Santa Clara County conducted a biennial tally known as the “point in time” count in February to fulfill a federal requirement to receive funding. Officials published the early results in May, showing more than 10,000 people are homeless in the area. The county has remained silent on a follow-up survey done by volunteers and homeless residents.

The survey collects demographic information such as age, race and gender, and asks whether a person is living in a vehicle, why they fell into homelessness and what type of services they have received. This is crucial to understanding the local homelessness crisis. Even though the tally is often an undercount, demographic information provides a glimpse into the reality on the streets and helps local officials better identify the needs of unhoused people.

San José Spotlight asked Santa Clara County officials and a representative of Applied Survey Research, the company leading the census and survey efforts, multiple times in September and October about the report. In September, a county official said the report should be released this month, adding the analysis found “inaccuracies” in the early findings.

“Our team is working on additional data quality checks due to finding a few inaccuracies with the preliminary results,” Leila Qureishi, an official with the Santa Clara County Office of Supportive Housing, told San José Spotlight in September. “We are working to get this done as soon as possible.”

County officials clarified this week the inaccuracies don’t affect the population size and other data released earlier this year. The delay is caused by issues with an app used to conduct the survey.

“The county expects to release the report by early November,” a county spokesperson told San José Spotlight.

John Connery, who’s leading the effort for Applied Survey Research, deferred questions about the delay to the county, but said this doesn’t affect the county’s eligibility for federal funding.

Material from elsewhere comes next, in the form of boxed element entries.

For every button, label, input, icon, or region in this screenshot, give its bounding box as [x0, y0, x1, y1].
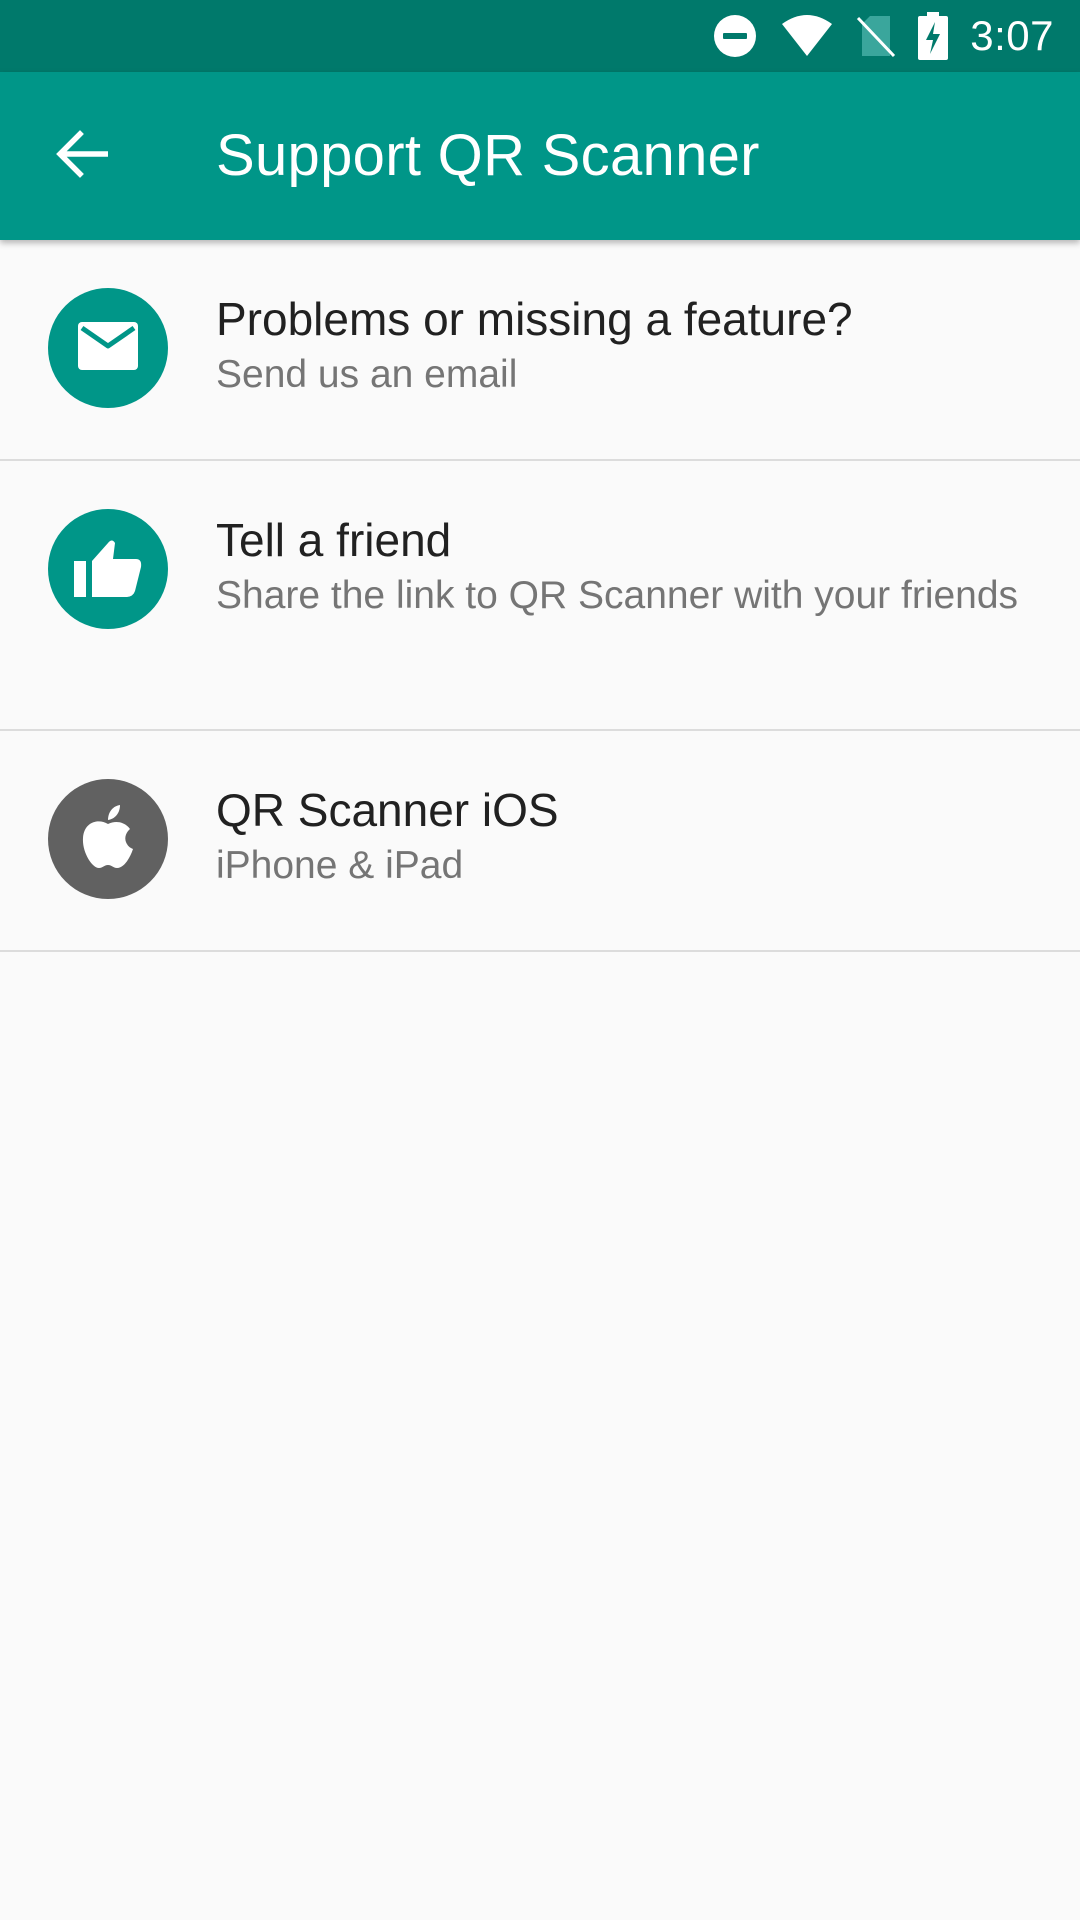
wifi-icon	[780, 14, 834, 58]
email-avatar	[48, 288, 168, 408]
status-bar: 3:07	[0, 0, 1080, 72]
apple-icon	[80, 804, 136, 875]
status-clock: 3:07	[970, 12, 1054, 59]
list-item-title: Tell a friend	[216, 514, 452, 566]
thumbs-up-icon	[74, 537, 142, 602]
list-item-subtitle: Share the link to QR Scanner with your f…	[216, 574, 1019, 617]
list-item-tell-a-friend[interactable]: Tell a friend Share the link to QR Scann…	[0, 461, 1080, 731]
no-sim-icon	[856, 14, 896, 58]
do-not-disturb-icon	[712, 13, 758, 59]
email-icon	[78, 321, 138, 375]
list-item-title: Problems or missing a feature?	[216, 293, 853, 345]
list-item-title: QR Scanner iOS	[216, 784, 559, 836]
list-item-subtitle: iPhone & iPad	[216, 844, 464, 887]
list-item-subtitle: Send us an email	[216, 353, 518, 396]
arrow-back-icon	[56, 129, 109, 183]
support-options-list: Problems or missing a feature? Send us a…	[0, 240, 1080, 952]
list-item-email-support[interactable]: Problems or missing a feature? Send us a…	[0, 240, 1080, 461]
page-title: Support QR Scanner	[216, 123, 760, 188]
apple-avatar	[48, 779, 168, 899]
app-bar: Support QR Scanner	[0, 72, 1080, 240]
list-item-qr-scanner-ios[interactable]: QR Scanner iOS iPhone & iPad	[0, 731, 1080, 952]
thumbs-up-avatar	[48, 509, 168, 629]
back-button[interactable]	[34, 112, 130, 200]
battery-charging-icon	[918, 12, 949, 60]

Santa Clara County, one of the wealthiest regions in the country, has seen its homeless crisis explode in the last few years, with the COVID-19 pandemic further upending the lives of thousands of families and residents. Despite unprecedented funding to bring more housing solutions online, efforts continue to fall short, as residents fall into homelessness at a faster rate than people are being housed. Santa Clara County saw its unhoused population grow 3% during the pandemic, from 9,706 homeless people in 2019 to 10,028 this year.

Delay prompts questions

A number of neighboring counties—including San Francisco, Alameda and San Mateo—released their homeless census and survey reports in August and September. The last time Santa Clara County did the point in time survey was 2019, and it took the county only six months to publish the results.

The delay is raising questions and frustration among advocates, who rely on the information to better help this vulnerable population.

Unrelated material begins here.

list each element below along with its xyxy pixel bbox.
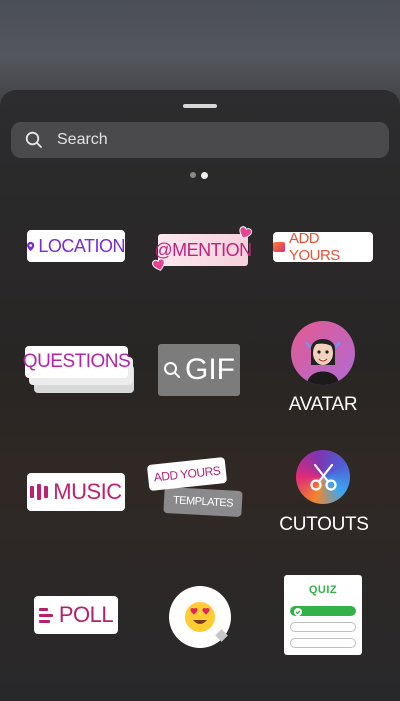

“Accountability and transparency is drastically lacking in our approach to homelessness here in Silicon Valley,” Todd Langton, co-founder of homeless advocacy group Agape Silicon Valley, told San José Spotlight. “How can we know what we’re supposed to be aiming for and working toward if we don’t have the data from this count?”

Virginia Becker, another local homeless advocate, said the timing of the delayed report is curious.

“I wonder if they have something to hide or something they don’t want people to know about before the election,” Becker told San José Spotlight. “This is information voters need to know before they go to the polls.”

Geneva Strickland, a former homeless person who helped conduct the survey, told San José Spotlight she turned in at least 100 responses for the survey earlier this year. She recounted seeing a significant number of young people during her survey and worries their needs are not being met because of the delayed report.

“It was a big deal when we’re doing it,” she said. “That’s terrible that they have not released it. We worked really hard on getting that information.”